I recently had a debate with a former colleague regarding the Mortgage Loan Originator (MLO) e-signature on the initial 1003 sent to the borrower for initial disclosure purposes. This colleague stated that the MLO had given consent/permission to the processor to complete the MLO's e-signature due to the expeditious nature of the loan in question as the MLO would not be able to get to it for a few days. Keep in mind that it was only the e-signature of the MLO on the initial 1003, not the borrower. This individual was not being fired or resigning as they would be returning within 2-3 days but the loan needed to be moved into underwriting. I was not to sure about this. Does this constitute a violation, or is it considered fraud?

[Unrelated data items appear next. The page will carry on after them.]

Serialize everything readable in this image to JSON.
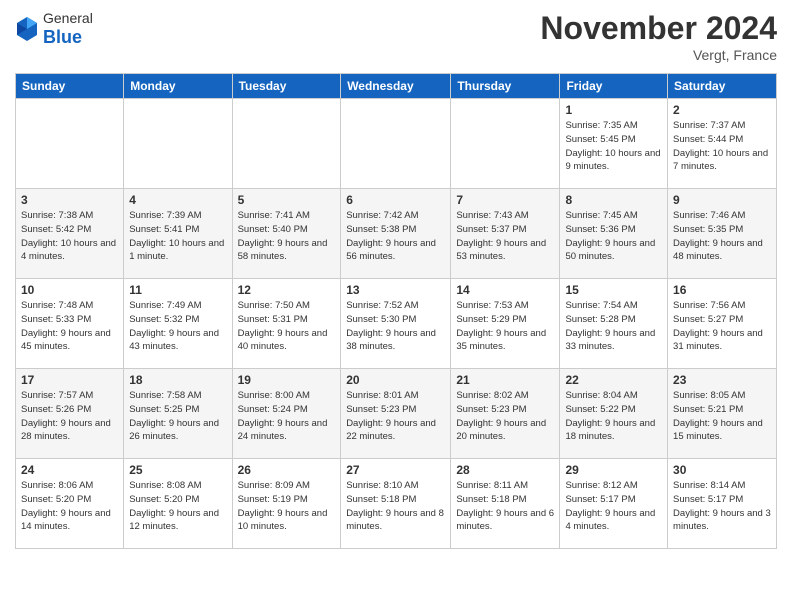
{
  "logo": {
    "general": "General",
    "blue": "Blue"
  },
  "title": "November 2024",
  "location": "Vergt, France",
  "days_header": [
    "Sunday",
    "Monday",
    "Tuesday",
    "Wednesday",
    "Thursday",
    "Friday",
    "Saturday"
  ],
  "weeks": [
    [
      {
        "day": "",
        "info": ""
      },
      {
        "day": "",
        "info": ""
      },
      {
        "day": "",
        "info": ""
      },
      {
        "day": "",
        "info": ""
      },
      {
        "day": "",
        "info": ""
      },
      {
        "day": "1",
        "info": "Sunrise: 7:35 AM\nSunset: 5:45 PM\nDaylight: 10 hours and 9 minutes."
      },
      {
        "day": "2",
        "info": "Sunrise: 7:37 AM\nSunset: 5:44 PM\nDaylight: 10 hours and 7 minutes."
      }
    ],
    [
      {
        "day": "3",
        "info": "Sunrise: 7:38 AM\nSunset: 5:42 PM\nDaylight: 10 hours and 4 minutes."
      },
      {
        "day": "4",
        "info": "Sunrise: 7:39 AM\nSunset: 5:41 PM\nDaylight: 10 hours and 1 minute."
      },
      {
        "day": "5",
        "info": "Sunrise: 7:41 AM\nSunset: 5:40 PM\nDaylight: 9 hours and 58 minutes."
      },
      {
        "day": "6",
        "info": "Sunrise: 7:42 AM\nSunset: 5:38 PM\nDaylight: 9 hours and 56 minutes."
      },
      {
        "day": "7",
        "info": "Sunrise: 7:43 AM\nSunset: 5:37 PM\nDaylight: 9 hours and 53 minutes."
      },
      {
        "day": "8",
        "info": "Sunrise: 7:45 AM\nSunset: 5:36 PM\nDaylight: 9 hours and 50 minutes."
      },
      {
        "day": "9",
        "info": "Sunrise: 7:46 AM\nSunset: 5:35 PM\nDaylight: 9 hours and 48 minutes."
      }
    ],
    [
      {
        "day": "10",
        "info": "Sunrise: 7:48 AM\nSunset: 5:33 PM\nDaylight: 9 hours and 45 minutes."
      },
      {
        "day": "11",
        "info": "Sunrise: 7:49 AM\nSunset: 5:32 PM\nDaylight: 9 hours and 43 minutes."
      },
      {
        "day": "12",
        "info": "Sunrise: 7:50 AM\nSunset: 5:31 PM\nDaylight: 9 hours and 40 minutes."
      },
      {
        "day": "13",
        "info": "Sunrise: 7:52 AM\nSunset: 5:30 PM\nDaylight: 9 hours and 38 minutes."
      },
      {
        "day": "14",
        "info": "Sunrise: 7:53 AM\nSunset: 5:29 PM\nDaylight: 9 hours and 35 minutes."
      },
      {
        "day": "15",
        "info": "Sunrise: 7:54 AM\nSunset: 5:28 PM\nDaylight: 9 hours and 33 minutes."
      },
      {
        "day": "16",
        "info": "Sunrise: 7:56 AM\nSunset: 5:27 PM\nDaylight: 9 hours and 31 minutes."
      }
    ],
    [
      {
        "day": "17",
        "info": "Sunrise: 7:57 AM\nSunset: 5:26 PM\nDaylight: 9 hours and 28 minutes."
      },
      {
        "day": "18",
        "info": "Sunrise: 7:58 AM\nSunset: 5:25 PM\nDaylight: 9 hours and 26 minutes."
      },
      {
        "day": "19",
        "info": "Sunrise: 8:00 AM\nSunset: 5:24 PM\nDaylight: 9 hours and 24 minutes."
      },
      {
        "day": "20",
        "info": "Sunrise: 8:01 AM\nSunset: 5:23 PM\nDaylight: 9 hours and 22 minutes."
      },
      {
        "day": "21",
        "info": "Sunrise: 8:02 AM\nSunset: 5:23 PM\nDaylight: 9 hours and 20 minutes."
      },
      {
        "day": "22",
        "info": "Sunrise: 8:04 AM\nSunset: 5:22 PM\nDaylight: 9 hours and 18 minutes."
      },
      {
        "day": "23",
        "info": "Sunrise: 8:05 AM\nSunset: 5:21 PM\nDaylight: 9 hours and 15 minutes."
      }
    ],
    [
      {
        "day": "24",
        "info": "Sunrise: 8:06 AM\nSunset: 5:20 PM\nDaylight: 9 hours and 14 minutes."
      },
      {
        "day": "25",
        "info": "Sunrise: 8:08 AM\nSunset: 5:20 PM\nDaylight: 9 hours and 12 minutes."
      },
      {
        "day": "26",
        "info": "Sunrise: 8:09 AM\nSunset: 5:19 PM\nDaylight: 9 hours and 10 minutes."
      },
      {
        "day": "27",
        "info": "Sunrise: 8:10 AM\nSunset: 5:18 PM\nDaylight: 9 hours and 8 minutes."
      },
      {
        "day": "28",
        "info": "Sunrise: 8:11 AM\nSunset: 5:18 PM\nDaylight: 9 hours and 6 minutes."
      },
      {
        "day": "29",
        "info": "Sunrise: 8:12 AM\nSunset: 5:17 PM\nDaylight: 9 hours and 4 minutes."
      },
      {
        "day": "30",
        "info": "Sunrise: 8:14 AM\nSunset: 5:17 PM\nDaylight: 9 hours and 3 minutes."
      }
    ]
  ]
}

We do validations at our bank but have been told that we should not change the value when doing a validation. Will you be discussing how to validate prior appraisal or evaluations?

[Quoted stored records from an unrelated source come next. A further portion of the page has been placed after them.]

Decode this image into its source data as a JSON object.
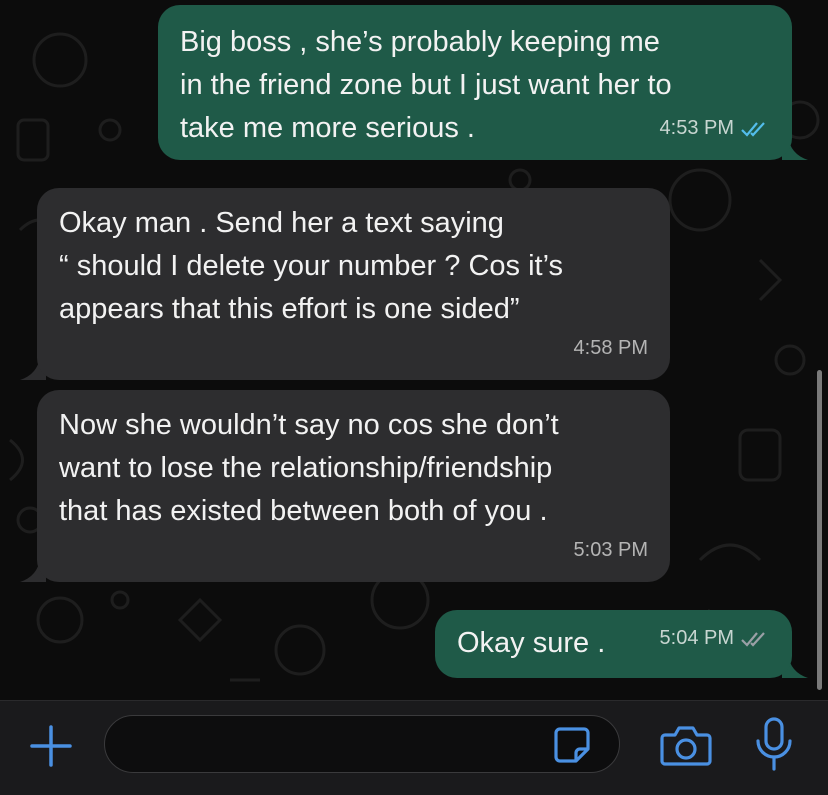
{
  "messages": [
    {
      "direction": "outgoing",
      "text": "Big boss , she’s probably keeping me\nin the friend zone but I just want her to\ntake me more serious .",
      "time": "4:53 PM",
      "status": "read"
    },
    {
      "direction": "incoming",
      "text": "Okay man . Send her a text saying\n“ should I delete your number ? Cos it’s\nappears that this effort is one sided”",
      "time": "4:58 PM"
    },
    {
      "direction": "incoming",
      "text": "Now she wouldn’t say no cos she don’t\nwant to lose the relationship/friendship\nthat has existed between both of you .",
      "time": "5:03 PM"
    },
    {
      "direction": "outgoing",
      "text": "Okay sure .",
      "time": "5:04 PM",
      "status": "delivered"
    }
  ],
  "input_bar": {
    "message_value": "",
    "icons": [
      "plus-icon",
      "sticker-icon",
      "camera-icon",
      "microphone-icon"
    ]
  },
  "colors": {
    "outgoing_bubble": "#1f5a48",
    "incoming_bubble": "#2d2d2f",
    "accent": "#4a90e2",
    "read_ticks": "#53bdeb",
    "delivered_ticks": "#9aa0a6"
  }
}
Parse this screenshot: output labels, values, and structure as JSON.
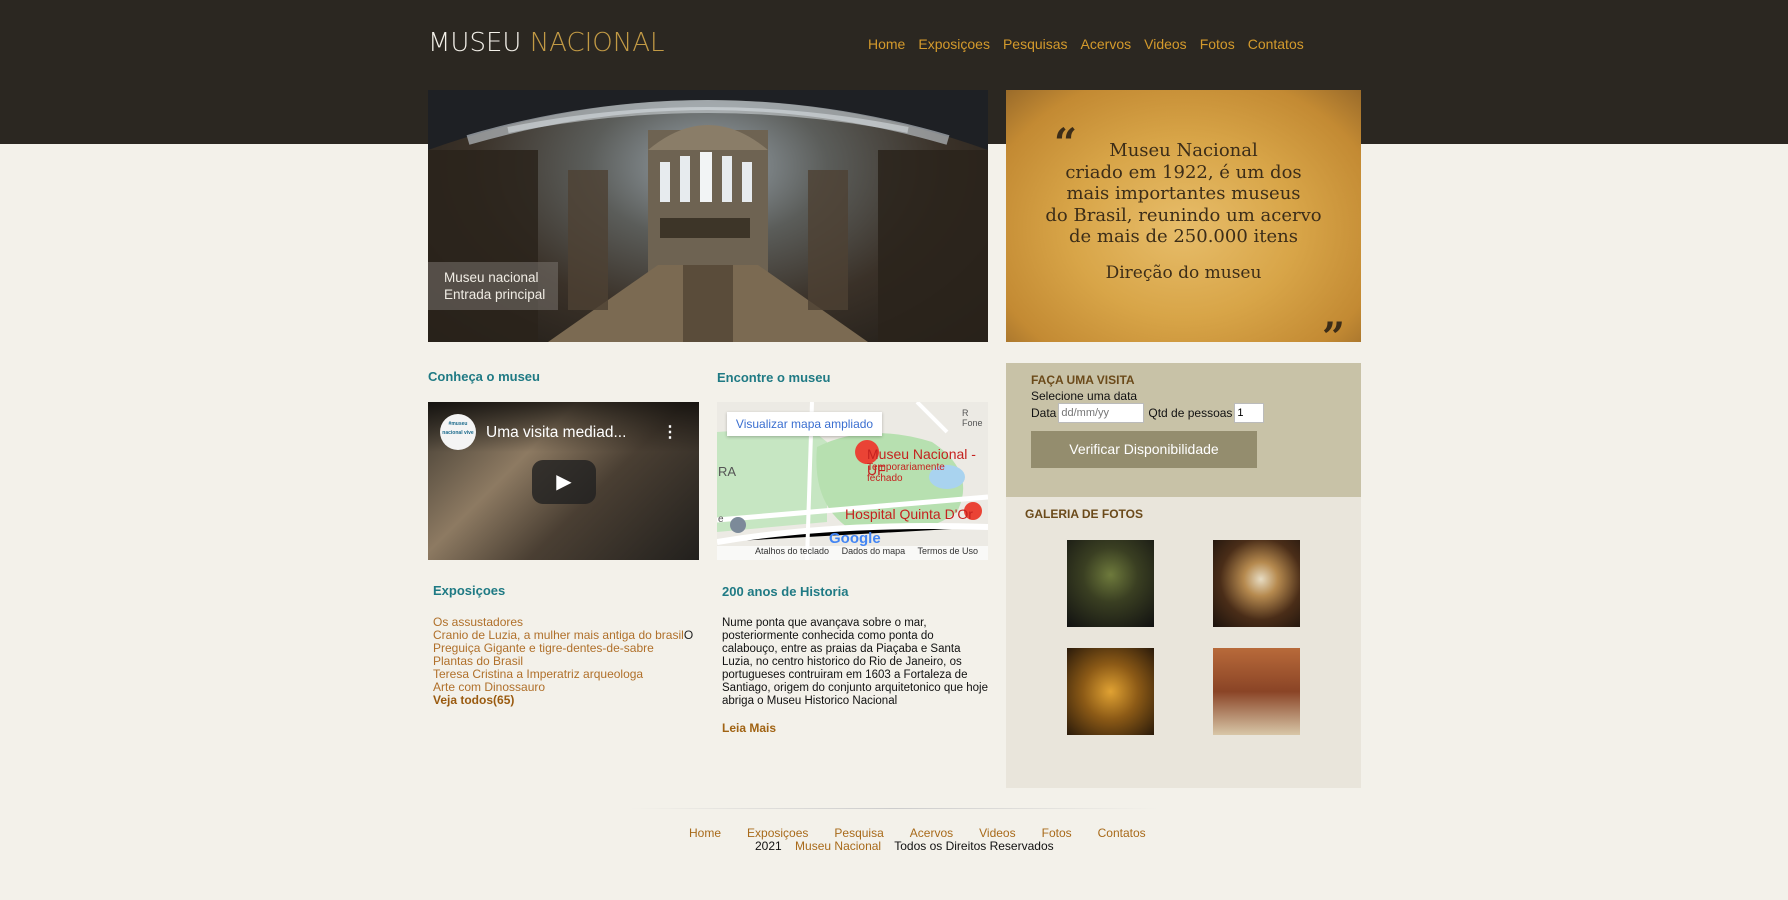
{
  "header": {
    "logo_main": "MUSEU",
    "logo_accent": "NACIONAL",
    "nav": [
      "Home",
      "Exposiçoes",
      "Pesquisas",
      "Acervos",
      "Videos",
      "Fotos",
      "Contatos"
    ],
    "colors": {
      "band": "#2b2721",
      "nav": "#d49a2c",
      "logo_accent": "#c29a45"
    }
  },
  "hero": {
    "caption_line1": "Museu nacional",
    "caption_line2": "Entrada principal"
  },
  "quote": {
    "line1": "Museu Nacional",
    "line2": "criado em 1922, é um dos",
    "line3": "mais importantes museus",
    "line4": "do Brasil, reunindo um acervo",
    "line5": "de mais de 250.000 itens",
    "signature": "Direção do museu",
    "open_mark": "“",
    "close_mark": "”"
  },
  "know": {
    "title": "Conheça o museu",
    "video_channel": "#museu nacional vive",
    "video_title": "Uma visita mediad...",
    "video_menu": "⋮",
    "play_icon": "▶"
  },
  "find": {
    "title": "Encontre o museu",
    "map_button": "Visualizar mapa ampliado",
    "place_name": "Museu Nacional - UF",
    "place_status": "Temporariamente fechado",
    "hospital": "Hospital Quinta D'Or",
    "google": "Google",
    "map_footer": [
      "Atalhos do teclado",
      "Dados do mapa",
      "Termos de Uso"
    ],
    "map_edge_labels": {
      "top_right": "R Fone",
      "left": "RA",
      "left_lower": "e"
    }
  },
  "expositions": {
    "title": "Exposiçoes",
    "items": [
      "Os assustadores",
      "Cranio de Luzia, a mulher mais antiga do brasil",
      "Preguiça Gigante e tigre-dentes-de-sabre",
      "Plantas do Brasil",
      "Teresa Cristina a Imperatriz arqueologa",
      "Arte com Dinossauro"
    ],
    "item2_suffix": "O",
    "see_all": "Veja todos(65)"
  },
  "history": {
    "title": "200 anos de Historia",
    "text": "Nume ponta que avançava sobre o mar, posteriormente conhecida como ponta do calabouço, entre as praias da Piaçaba e Santa Luzia, no centro historico do Rio de Janeiro, os portugueses contruiram em 1603 a Fortaleza de Santiago, origem do conjunto arquitetonico que hoje abriga o Museu Historico Nacional",
    "read_more": "Leia Mais"
  },
  "visit": {
    "title": "FAÇA UMA VISITA",
    "subtitle": "Selecione uma data",
    "date_label": "Data",
    "date_placeholder": "dd/mm/yy",
    "people_label": "Qtd de pessoas",
    "people_value": "1",
    "button": "Verificar Disponibilidade"
  },
  "gallery": {
    "title": "GALERIA DE FOTOS",
    "photos": [
      "exhibit-hall-photo",
      "dress-display-photo",
      "showcase-photo",
      "exhibit-room-photo"
    ]
  },
  "footer": {
    "nav": [
      "Home",
      "Exposiçoes",
      "Pesquisa",
      "Acervos",
      "Videos",
      "Fotos",
      "Contatos"
    ],
    "year": "2021",
    "brand": "Museu Nacional",
    "rights": "Todos os Direitos Reservados"
  }
}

Is the Notice of Right to Receive Appraisal Copies required on 2nd liens?
Our bank escrows and when the loan is a Higher Priced Mortgage Loan (HPML) we do escrow for taxes and insurance including flood insurance if in place. When a loan is not an HPML and the customer does want to escrow, is it acceptable to escrow just for taxes? Our borrower requested this as they do not want to escrow for their homeowner's insurance. I have reviewed 1024.17 - the escrow will be added to the loan documents and disclosures provided - so it will not be under the borrower's total control. I just wanted to verify that we should escrow for both taxes and insurance in this situation, even if escrow is not required.
If a mortgage loan is refinanced, are we required to report points on the 1098?